Das regelt die EU-Verordnung 261/2004, weitere Aktualisierungen sind in Planung. Wir beantworten die wichtigsten Fragen.

Mein Flug wurde annulliert. Wie gehe ich jetzt vor?

Wenden Sie sich umgehend an die Fluggesellschaft, bei der sie den Flug gebucht haben. Entweder bei der Informationshotline oder bei dem Schalter der Fluglinie am Flughafen. Die Airline ist dazu verpflichtet, Sie zeitnah – soweit möglich – auf einen anderen Flug umzubuchen oder bei innerdeutschen Flügen den Transport per Bahn anzubieten.

Möchten Sie diese Alternativen nicht annehmen, können Sie Ihren gebuchten Flug kostenfrei stornieren und erhalten den Flugpreis sowie etwaige zusätzliche Kosten für Gepäckstücke zurück. Haben Sie eine Pauschalreise gebucht, wenden Sie sich an den Reiseveranstalter. Dieser hat ebenfalls die Pflicht, so schnell wie möglich eine Ersatzbeförderung zu organisieren. Reisende können diese per Telefon oder – falls vorhanden – am Schalter des Unternehmens am Flughafen fordern.

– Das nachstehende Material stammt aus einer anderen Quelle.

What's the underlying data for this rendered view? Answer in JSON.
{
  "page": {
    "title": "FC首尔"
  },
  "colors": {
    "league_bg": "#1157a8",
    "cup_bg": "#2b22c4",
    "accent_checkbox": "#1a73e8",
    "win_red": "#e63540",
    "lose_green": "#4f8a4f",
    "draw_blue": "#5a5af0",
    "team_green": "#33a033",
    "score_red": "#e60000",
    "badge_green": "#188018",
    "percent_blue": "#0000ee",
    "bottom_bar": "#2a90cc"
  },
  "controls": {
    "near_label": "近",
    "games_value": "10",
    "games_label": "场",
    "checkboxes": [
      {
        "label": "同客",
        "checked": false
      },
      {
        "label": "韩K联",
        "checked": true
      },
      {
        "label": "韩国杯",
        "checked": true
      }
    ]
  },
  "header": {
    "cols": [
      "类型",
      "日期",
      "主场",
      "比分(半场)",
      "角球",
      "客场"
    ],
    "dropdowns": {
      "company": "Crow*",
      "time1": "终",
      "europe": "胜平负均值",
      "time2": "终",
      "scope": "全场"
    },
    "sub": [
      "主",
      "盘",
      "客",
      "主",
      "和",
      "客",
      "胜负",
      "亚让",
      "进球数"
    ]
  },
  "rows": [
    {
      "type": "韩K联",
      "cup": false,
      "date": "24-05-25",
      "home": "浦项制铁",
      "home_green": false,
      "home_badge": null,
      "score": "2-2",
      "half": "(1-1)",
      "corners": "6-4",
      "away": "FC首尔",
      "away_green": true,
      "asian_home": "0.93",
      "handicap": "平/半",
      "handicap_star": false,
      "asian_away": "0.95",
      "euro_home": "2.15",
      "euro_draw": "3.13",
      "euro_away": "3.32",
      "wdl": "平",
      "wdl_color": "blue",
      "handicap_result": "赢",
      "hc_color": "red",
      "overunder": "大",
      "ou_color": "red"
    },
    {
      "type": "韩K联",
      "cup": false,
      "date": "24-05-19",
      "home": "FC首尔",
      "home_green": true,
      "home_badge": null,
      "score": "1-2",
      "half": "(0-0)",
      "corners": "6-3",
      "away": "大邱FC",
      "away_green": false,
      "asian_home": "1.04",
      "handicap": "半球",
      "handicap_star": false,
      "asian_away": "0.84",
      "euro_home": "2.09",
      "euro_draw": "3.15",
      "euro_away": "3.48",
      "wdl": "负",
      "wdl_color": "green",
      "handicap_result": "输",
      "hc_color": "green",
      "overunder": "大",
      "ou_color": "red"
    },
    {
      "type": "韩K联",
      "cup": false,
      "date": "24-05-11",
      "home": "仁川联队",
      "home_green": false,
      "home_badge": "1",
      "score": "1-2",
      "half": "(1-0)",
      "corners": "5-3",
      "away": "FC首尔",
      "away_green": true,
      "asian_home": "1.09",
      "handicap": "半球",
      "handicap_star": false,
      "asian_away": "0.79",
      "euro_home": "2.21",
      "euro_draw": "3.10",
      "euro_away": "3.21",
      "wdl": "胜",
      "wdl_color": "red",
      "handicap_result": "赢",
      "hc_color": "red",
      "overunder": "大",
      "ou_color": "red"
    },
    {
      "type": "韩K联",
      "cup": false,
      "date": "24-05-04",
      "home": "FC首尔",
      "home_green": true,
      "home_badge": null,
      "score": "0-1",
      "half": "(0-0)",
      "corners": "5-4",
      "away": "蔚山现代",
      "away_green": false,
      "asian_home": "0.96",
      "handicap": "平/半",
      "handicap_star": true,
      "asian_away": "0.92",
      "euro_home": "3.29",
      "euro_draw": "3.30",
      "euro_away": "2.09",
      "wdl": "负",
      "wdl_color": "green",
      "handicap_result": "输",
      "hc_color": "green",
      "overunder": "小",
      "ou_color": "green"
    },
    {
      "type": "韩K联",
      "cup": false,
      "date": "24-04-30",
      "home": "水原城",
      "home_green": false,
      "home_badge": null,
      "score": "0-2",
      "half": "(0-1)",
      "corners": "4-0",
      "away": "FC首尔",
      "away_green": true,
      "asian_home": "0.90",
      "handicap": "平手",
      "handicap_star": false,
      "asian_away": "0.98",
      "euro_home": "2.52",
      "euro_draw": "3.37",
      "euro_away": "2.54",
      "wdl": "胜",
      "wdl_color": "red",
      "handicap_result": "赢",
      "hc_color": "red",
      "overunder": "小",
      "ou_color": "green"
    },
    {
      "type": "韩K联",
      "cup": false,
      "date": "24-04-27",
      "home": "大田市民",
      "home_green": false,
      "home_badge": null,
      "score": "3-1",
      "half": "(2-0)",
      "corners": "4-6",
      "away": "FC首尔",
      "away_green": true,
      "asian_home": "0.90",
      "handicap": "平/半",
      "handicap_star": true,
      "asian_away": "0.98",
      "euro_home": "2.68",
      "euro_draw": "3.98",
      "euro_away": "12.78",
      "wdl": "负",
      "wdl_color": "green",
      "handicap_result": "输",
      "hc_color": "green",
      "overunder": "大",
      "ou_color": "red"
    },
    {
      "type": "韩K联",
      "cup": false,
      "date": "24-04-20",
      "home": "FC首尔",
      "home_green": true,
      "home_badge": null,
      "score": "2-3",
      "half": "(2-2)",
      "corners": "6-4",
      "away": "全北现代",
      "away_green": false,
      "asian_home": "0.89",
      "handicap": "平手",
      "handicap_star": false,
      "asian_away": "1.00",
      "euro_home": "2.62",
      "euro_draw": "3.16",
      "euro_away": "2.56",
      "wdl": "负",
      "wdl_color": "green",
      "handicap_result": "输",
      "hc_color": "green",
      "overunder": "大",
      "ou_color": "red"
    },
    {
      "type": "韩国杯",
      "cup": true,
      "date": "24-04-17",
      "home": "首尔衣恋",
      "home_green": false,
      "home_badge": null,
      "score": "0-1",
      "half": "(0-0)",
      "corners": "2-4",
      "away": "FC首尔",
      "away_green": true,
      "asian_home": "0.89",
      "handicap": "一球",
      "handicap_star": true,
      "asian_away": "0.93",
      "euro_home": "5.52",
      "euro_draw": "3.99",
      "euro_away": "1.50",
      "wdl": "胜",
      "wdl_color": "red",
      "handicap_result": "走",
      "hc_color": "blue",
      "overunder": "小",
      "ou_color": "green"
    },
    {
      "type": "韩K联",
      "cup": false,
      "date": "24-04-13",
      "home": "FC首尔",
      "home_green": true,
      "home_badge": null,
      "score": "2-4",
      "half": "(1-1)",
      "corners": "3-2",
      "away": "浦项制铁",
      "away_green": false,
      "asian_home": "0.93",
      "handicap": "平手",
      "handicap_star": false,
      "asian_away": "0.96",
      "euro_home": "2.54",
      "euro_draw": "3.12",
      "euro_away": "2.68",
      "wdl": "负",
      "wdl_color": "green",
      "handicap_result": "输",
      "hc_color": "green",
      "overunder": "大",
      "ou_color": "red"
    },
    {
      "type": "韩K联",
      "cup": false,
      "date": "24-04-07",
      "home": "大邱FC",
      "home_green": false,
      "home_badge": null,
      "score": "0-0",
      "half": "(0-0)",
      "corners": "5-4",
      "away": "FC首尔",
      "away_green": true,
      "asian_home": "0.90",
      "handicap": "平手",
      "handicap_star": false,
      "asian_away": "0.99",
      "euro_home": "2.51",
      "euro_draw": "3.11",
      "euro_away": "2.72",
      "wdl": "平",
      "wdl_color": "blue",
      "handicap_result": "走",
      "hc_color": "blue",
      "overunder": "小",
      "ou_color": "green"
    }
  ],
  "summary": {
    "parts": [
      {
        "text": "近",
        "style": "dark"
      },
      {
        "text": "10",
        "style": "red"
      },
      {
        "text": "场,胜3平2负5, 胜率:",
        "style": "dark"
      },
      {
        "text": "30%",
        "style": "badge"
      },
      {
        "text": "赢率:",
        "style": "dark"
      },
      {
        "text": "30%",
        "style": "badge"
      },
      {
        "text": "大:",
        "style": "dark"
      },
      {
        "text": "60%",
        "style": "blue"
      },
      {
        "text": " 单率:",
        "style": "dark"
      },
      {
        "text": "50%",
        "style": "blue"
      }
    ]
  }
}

Wie gehe ich bei einem Streik vor?

Im Grunde ist das Prozedere nicht anders als bei einer Flugannullierung. Haben Sie von einem Flughafenstreik erfahren, der Ihre Reise einschränken könnte, fragen Sie direkt bei der Flughafenhotline nach oder rufen Sie bei der Fluggesellschaft an, um zu erfahren, ob Ihr Flug beeinträchtigt wird. Rufnummern sind auf der jeweiligen Internetseite oder in Ihren Reiseunterlagen zu finden. Cornelia Cramer vom Luftfahrt-Bundesamt rät Passagieren, in jedem Fall die Bordpapiere zu behalten, um Beweise zu sammeln: „Schicken Sie beim Schriftwechsel mit der Airline oder auch bei einer Anzeige beim LBA niemals die Originaldokumente mit.“

Habe ich Anspruch auf Schadensersatz, wenn mein Flug ausfällt?

Grundsätzlich haben Reisende, deren Flug ausgefallen ist, die Möglichkeit, zivilrechtlich gegen das Flugunternehmen zu klagen. Dabei hängt es von der nationalen Gesetzgebung ab, also vom Ort der Klage, wie lange man diese einreichen kann. Die kann man entweder im Abflugs- oder im Ankunftsland einreichen. Dies entschieden die Richter des Europäischen Bundesgerichtshofes bereits im Jahr 2009.

In Deutschland sind Klagen wegen des Ausfalls einer Verbindung mindestens drei Jahre lang möglich: für den Rest des laufenden Jahres und die folgenden drei Jahre. Sorgt „höhere Gewalt“ für einen Flugausfall, muss die Gesellschaft nicht zahlen. Dazu zählen zum Beispiel extreme Wetterverhältnisse, technische Probleme, die bei Routinechecks gefunden wurden.

Grundsätzlich gilt: Kann die Airline nachweisen, dass sie für den Flugausfall nicht verantwortlich ist, haben Reisende keinen Anspruch auf Erstattung. „Weitergehender Schadenersatz, beispielsweise für einen Mietwagen, bereits gebuchte Ausflüge am Urlaubsort oder die Hotelunterkunft, die wegen der Verspätung oder der Annullierung nicht genutzt werden können, sind auf der Basis des Zivilrechtes geltend zu machen“, sagt Cornelia Cramer vom Luftfahrt- Bundesamt.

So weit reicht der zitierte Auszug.